ANSWER TO TRIVIA QUESTION IN THE PREVIOUS COLUMN: While the 1962 Detroit Tigers led the American League in home runs with 209, they just barely outpaced the San Francisco Giants who led the NL with 204.
One of the more feared hitters in the middle 1960's, Jim Ray Hart, was the third cog in the San Francisco Giants wheel behind Willie Mays and Willie McCovey. He was the model of consistency for four years, derailed only by his defensive play which eventually moved him off the position where he nearly became rookie of the year; Third Base.
Dick Allen. Allen also played third base. Hart tied Rico Carty for second place behind Allen who was also know for his defensive lapses. In fact, if truth be told, all three of these players could hit, none could field above average at best.
Games played 153, 160, 156, 158
ABats 625, 649, 636, 665,
HR 31, 23, 33, 29
RBI 81, 96, 93, 99
BA .286, 299, .285, 289
His other stats for those years, Hits, Runs, OPS, OBP, Slugging, nearly everything was within a few points of exactness.

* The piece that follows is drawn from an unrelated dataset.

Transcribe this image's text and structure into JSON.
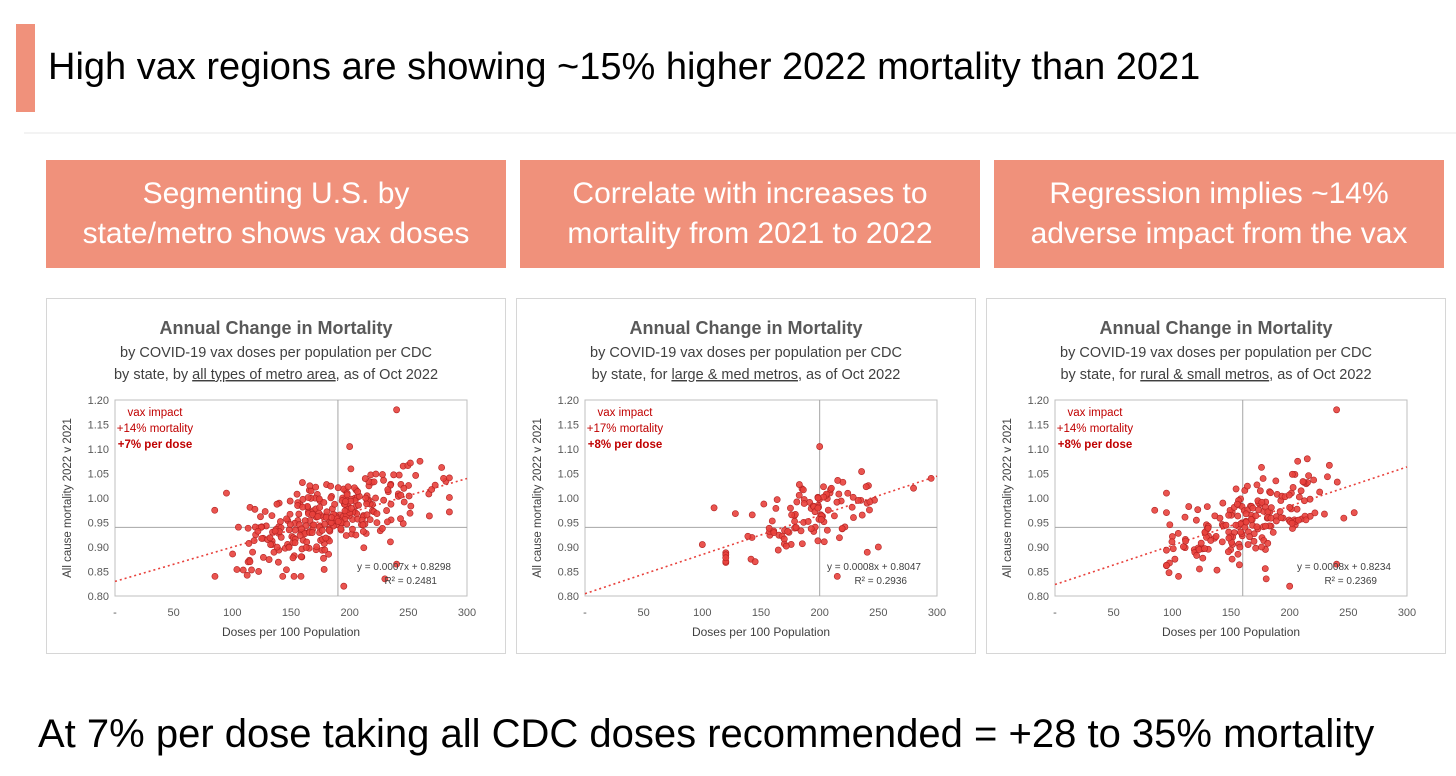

However, in one month in particular he was amazing. In July, 1967 his numbers read: .355, 13 HR, 30 RBI. The Giants were only 14-15 in July, however.
On July 7th he single handedly beat the Dodgers and Bill Singer with a two-run homer, 2-1. The next day, against the hated Dodgers, Hart banged two homers and drove in five runs in an 8-4 win. One of the blasts came off Don Drysdale. Five days later he was a one-man wrecking crew blasting two more homers and driving in three in a 5-4 win over the Astros. The following day he belted another.
A few days later in a 3-2 loss to the Cubs he hit no. 18 on the season. Number 19 came against Steve Blass of the Pirates in a loss. On the 22nd he cracked home run no. 20 on the year as they lost to the Cubs. Then he hit two off Fergie Jenkins in a 5-2 win, Hart driving in three of the five, with nos. 21 & 22. No. 23 was offered up by Joe Niekro, no. 24 was Jack Fisher's turn as Hart drove in three runs in a 5-4 Giants win over the Mets. And that was it. Hart garnered only 4 more hits the rest of the month.
Hart's career numbers after the 1968 season never again achieved what he did over the four year mid-60's span. His MLB career ended in the mid 1970's after a closing session with the Yankees, followed by a brief showing in the Mexican League.
After baseball he worked at Safeway Markets as a ware houseman in northern California, retired in 2006 and passed away in 2016. He compiled 170 homers and a lifetime .278 BA. He also had 134 errors at third base in 13 seasons for a .929 fielding average. He was a four time all-star.